👁️ Starting Now: The Tornado Cash Trial and the Future of Privacy
Is Roman Storm a nefarious money-launderer? Or an activist for individual autonomy?
Welcome to Dark Markets, a newsletter devoted to investment fraud, cryptocurrency, and, increasingly, deep-state malfeasance. At the center of all three lies the story of Tornado Cash, a mixing protocol on the Ethereum blockchain, whose creators now face prosecution on money laundering charges.
Starting later today, when I head in to absorb a bit of the (lengthy and boring) jury selection process, I will be covering the trial of Roman Storm for The Rage, an independently-funded news outlet with a strong cypherpunk ethos.
To keep tabs on that coverage, be sure to follow me on X, Farcaster, or BlueSky at @davidzmorris. Follow The Rage at @theragetech. We’ll be arranging regular Spaces discussions and other recaps of trial events. Ahead of the trial’s opening, The Rage has published my in-depth rundown of the core issues here. Read on for a brief summary.
Briefly, Tornado Cash is a decentralized protocol that lets users break the publicly-traceable chain of custody inherent to all tokens on the Ethereum blockchain. It’s a tool with a lot of utility for many kinds of users, particularly including large hedge funds who don’t want their positions public.
But true anonymity in the digital era requires, well, true anonymity - and Tornado Cash cannot block or track any users at the protocol level. That, naturally, made it attractive to criminal money launderers.
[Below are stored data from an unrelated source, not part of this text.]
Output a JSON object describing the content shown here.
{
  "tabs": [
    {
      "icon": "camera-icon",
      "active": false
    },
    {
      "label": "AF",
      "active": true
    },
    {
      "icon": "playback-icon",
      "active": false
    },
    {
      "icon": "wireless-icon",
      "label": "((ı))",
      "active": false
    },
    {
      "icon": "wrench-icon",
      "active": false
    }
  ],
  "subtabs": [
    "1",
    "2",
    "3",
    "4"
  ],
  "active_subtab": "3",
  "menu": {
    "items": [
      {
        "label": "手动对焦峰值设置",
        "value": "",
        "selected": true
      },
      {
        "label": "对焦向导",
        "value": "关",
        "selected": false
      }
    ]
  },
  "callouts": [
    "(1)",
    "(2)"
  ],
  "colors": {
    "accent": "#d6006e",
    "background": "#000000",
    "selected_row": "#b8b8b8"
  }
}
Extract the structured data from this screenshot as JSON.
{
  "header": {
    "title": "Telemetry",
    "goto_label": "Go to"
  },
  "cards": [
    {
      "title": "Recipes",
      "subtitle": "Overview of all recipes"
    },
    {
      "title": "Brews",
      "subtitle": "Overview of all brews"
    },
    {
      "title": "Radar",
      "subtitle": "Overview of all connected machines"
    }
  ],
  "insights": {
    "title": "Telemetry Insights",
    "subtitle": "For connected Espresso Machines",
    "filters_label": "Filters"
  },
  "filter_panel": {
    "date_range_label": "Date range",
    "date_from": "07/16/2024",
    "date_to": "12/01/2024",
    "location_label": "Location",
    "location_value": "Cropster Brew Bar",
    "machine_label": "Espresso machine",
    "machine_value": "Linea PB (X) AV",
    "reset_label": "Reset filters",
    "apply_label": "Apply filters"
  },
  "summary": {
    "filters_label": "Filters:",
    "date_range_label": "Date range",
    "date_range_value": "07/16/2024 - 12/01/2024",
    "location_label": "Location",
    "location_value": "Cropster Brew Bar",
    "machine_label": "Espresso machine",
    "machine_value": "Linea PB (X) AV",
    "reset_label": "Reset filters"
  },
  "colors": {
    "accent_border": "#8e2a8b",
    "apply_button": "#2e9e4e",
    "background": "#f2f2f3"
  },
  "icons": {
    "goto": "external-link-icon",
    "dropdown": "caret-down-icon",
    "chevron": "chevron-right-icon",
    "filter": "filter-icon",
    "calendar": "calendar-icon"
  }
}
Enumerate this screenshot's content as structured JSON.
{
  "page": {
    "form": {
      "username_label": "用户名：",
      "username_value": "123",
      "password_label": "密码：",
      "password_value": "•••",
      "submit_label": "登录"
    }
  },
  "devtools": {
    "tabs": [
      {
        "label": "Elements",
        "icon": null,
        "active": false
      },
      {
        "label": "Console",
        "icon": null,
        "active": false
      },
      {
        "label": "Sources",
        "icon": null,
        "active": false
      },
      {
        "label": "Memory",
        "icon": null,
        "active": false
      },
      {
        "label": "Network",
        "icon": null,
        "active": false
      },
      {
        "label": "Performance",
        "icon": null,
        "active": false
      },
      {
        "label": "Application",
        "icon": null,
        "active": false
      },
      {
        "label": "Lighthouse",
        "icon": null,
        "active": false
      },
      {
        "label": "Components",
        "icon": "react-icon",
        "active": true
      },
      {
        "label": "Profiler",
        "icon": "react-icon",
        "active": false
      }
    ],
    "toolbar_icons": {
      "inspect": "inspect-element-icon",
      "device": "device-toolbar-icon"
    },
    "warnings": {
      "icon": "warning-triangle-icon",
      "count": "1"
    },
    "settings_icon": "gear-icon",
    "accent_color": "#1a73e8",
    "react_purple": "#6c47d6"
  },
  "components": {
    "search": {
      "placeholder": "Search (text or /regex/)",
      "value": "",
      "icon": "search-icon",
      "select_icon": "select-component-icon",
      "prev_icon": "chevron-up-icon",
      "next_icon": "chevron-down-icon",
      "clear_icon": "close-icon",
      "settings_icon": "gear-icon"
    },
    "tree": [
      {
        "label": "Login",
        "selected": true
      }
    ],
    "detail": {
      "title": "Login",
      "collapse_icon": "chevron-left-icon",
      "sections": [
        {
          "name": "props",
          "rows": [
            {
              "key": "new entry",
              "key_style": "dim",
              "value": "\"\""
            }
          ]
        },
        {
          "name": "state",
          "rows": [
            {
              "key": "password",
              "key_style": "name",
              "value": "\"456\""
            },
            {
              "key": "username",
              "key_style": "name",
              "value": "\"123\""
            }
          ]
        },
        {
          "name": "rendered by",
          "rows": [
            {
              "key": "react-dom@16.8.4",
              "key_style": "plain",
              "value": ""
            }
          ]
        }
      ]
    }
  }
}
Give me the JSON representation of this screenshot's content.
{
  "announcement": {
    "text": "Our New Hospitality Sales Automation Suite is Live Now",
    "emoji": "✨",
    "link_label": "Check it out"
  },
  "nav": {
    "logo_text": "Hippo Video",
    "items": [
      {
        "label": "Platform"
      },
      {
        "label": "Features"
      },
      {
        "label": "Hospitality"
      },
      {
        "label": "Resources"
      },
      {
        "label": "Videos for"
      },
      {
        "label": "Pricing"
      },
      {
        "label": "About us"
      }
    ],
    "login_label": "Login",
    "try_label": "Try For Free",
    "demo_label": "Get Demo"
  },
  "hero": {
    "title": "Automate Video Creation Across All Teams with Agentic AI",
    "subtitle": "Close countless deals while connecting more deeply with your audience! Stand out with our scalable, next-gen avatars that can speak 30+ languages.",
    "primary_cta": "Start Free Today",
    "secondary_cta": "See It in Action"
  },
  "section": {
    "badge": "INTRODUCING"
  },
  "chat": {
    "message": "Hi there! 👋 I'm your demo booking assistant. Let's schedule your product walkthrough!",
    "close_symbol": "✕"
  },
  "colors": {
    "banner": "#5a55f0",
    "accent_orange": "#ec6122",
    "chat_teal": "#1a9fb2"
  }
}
At the heart of Storm’s prosecution is the alleged use of Tornado Cash by North Korea’s Lazarus hacking group to launder roughly $500 million worth of Ethereum and other tokens stolen in the 2022 hack of the Ronin Network.
This is also the core strangeness of the prosecution’s case: Neither Storm nor any Tornado Cash developer, according to the prosecution’s own indictment, ever communicated directly with Lazarus or any North Korean representative. Rather, prosecutors are charging conspiracy, in essence, on the basis that the Tornado Cash service was available at all.
Even apart from the actual question of culpability, the case raises serious questions about the fundamentals of financial regulation and even freedom of speech in the digital age.